A novel Se-diffused selenization strategy to suppress bulk and interfacial defects in Sb2Se3 thin film solar cell

Abstract

In recent years, vacuum-based deposition of antimony selenide (Sb2Se3) thin films has garnered significant attention owing to its easy and impurity-free fabrication, along with exceptional power conversion efficiency (PCE). However, the necessary post-selenization process comes with a shortcoming of instigating buried Sb2Se3/molybdenum (Mo) back-contact interface defects. This study introduces a novel Se-diffusion post-selenization technique to precisely regulate the selenium reaction atmosphere, preventing void formation on the Sb2Se3 thin film surface and maintaining film quality for enhanced device efficiency.

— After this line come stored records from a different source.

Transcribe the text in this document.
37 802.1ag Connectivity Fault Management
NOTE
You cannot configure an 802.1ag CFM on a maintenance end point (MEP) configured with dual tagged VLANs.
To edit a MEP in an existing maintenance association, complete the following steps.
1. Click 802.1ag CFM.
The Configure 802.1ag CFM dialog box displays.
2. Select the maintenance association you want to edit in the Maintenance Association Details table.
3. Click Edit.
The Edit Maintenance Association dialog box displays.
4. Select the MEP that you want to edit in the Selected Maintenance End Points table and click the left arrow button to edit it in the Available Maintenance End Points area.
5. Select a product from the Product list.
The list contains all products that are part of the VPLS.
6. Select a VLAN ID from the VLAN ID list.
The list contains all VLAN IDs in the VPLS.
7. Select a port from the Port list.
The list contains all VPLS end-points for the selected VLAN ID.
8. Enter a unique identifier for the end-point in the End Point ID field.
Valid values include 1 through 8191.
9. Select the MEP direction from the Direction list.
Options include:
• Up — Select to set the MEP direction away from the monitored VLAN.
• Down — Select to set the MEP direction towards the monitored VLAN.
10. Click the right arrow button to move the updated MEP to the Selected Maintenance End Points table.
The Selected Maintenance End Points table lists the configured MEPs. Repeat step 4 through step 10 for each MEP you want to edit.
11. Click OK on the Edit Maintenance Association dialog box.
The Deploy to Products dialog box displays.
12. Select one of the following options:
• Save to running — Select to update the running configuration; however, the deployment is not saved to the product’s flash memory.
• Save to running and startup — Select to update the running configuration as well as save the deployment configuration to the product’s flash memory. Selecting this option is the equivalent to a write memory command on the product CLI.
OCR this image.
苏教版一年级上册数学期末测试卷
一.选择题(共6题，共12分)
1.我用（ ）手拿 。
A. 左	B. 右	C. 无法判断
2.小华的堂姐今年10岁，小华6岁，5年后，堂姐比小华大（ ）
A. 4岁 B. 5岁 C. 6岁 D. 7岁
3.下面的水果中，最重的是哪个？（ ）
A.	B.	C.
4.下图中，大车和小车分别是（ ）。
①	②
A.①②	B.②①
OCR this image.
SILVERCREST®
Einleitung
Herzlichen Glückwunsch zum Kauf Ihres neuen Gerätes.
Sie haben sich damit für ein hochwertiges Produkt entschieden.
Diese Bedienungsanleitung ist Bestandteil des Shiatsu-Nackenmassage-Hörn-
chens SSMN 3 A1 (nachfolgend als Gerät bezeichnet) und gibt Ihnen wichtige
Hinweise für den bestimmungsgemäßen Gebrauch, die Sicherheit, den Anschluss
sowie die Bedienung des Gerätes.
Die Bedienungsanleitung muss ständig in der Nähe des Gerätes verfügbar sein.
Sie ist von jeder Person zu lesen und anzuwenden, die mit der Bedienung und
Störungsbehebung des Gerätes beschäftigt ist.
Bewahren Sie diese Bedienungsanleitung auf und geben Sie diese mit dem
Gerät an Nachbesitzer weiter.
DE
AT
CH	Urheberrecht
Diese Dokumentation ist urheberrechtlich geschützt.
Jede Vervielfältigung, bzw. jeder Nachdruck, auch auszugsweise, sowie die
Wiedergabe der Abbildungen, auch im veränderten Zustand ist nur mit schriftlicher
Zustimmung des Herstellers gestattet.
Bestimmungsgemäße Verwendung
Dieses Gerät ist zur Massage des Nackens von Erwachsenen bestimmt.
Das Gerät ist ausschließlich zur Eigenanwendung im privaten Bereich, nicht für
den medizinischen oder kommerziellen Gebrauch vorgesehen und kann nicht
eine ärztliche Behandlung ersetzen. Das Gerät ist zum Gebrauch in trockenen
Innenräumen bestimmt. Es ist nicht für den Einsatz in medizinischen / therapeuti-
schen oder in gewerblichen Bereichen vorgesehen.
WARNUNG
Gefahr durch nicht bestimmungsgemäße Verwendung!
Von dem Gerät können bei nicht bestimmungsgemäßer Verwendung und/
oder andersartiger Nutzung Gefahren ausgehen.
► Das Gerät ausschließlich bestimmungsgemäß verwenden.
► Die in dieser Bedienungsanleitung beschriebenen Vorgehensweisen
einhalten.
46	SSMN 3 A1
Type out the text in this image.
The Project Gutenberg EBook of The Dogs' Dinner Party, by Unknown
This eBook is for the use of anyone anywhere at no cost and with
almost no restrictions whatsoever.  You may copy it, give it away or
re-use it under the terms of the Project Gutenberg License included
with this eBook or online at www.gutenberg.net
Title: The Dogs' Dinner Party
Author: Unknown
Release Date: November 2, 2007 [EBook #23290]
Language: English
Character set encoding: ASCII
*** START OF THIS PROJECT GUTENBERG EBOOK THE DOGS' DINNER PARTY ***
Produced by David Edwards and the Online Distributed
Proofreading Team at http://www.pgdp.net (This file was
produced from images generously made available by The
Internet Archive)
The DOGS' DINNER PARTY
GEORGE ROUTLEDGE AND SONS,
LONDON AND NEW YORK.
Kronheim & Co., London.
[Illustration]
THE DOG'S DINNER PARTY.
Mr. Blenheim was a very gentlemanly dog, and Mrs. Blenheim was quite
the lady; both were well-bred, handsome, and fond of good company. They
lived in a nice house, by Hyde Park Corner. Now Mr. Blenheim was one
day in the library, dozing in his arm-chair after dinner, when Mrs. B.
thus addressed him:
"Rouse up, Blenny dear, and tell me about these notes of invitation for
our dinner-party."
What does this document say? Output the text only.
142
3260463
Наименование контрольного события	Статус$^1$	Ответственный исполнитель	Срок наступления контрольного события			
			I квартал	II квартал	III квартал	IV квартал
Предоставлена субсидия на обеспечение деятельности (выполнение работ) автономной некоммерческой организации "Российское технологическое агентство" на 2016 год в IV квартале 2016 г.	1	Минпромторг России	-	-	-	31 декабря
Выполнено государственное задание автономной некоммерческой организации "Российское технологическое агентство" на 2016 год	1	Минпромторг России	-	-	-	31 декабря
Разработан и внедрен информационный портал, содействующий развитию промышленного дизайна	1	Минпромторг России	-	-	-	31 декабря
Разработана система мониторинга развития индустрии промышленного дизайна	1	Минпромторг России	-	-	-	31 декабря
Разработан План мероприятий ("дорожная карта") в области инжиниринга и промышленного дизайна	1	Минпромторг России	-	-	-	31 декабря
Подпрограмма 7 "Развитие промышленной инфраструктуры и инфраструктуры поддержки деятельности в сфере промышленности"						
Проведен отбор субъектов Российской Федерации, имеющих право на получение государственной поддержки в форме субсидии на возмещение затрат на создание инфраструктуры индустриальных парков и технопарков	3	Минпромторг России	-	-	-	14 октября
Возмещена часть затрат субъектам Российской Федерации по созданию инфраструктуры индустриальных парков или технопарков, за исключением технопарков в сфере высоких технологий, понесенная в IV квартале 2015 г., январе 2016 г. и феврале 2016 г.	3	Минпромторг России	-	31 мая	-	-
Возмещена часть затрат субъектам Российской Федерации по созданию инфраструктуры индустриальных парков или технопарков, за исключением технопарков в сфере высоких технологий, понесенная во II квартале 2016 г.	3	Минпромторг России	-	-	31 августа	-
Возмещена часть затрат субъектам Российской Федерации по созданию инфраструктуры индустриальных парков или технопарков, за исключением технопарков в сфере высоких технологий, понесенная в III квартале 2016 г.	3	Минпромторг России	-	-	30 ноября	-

An optimized selenization condition with a precise Se precursor film thickness led to obtaining highly crystalline, preferentially (hk1) oriented, and large-grained Sb2Se3 films. Furthermore, a meticulous Se diffusion in Sb2Se3 film reduced the inevitable MoSe2 layer thickness at the Mo surface, thereby enhancing the quality of the back contact interface. The Sb2Se3 solar cell that was selenized to optimal level showed significant enhancements, raising the fill factor from 40.06 % to 45.12 % and improving the device efficiency from 2.89 % to 3.57 %. Our newly developed selenization strategy establishes a successful approach to regulate the Sb2Se3 film quality by addressing a crucial challenge in improving the efficiency of antimony chalcogenide solar cells.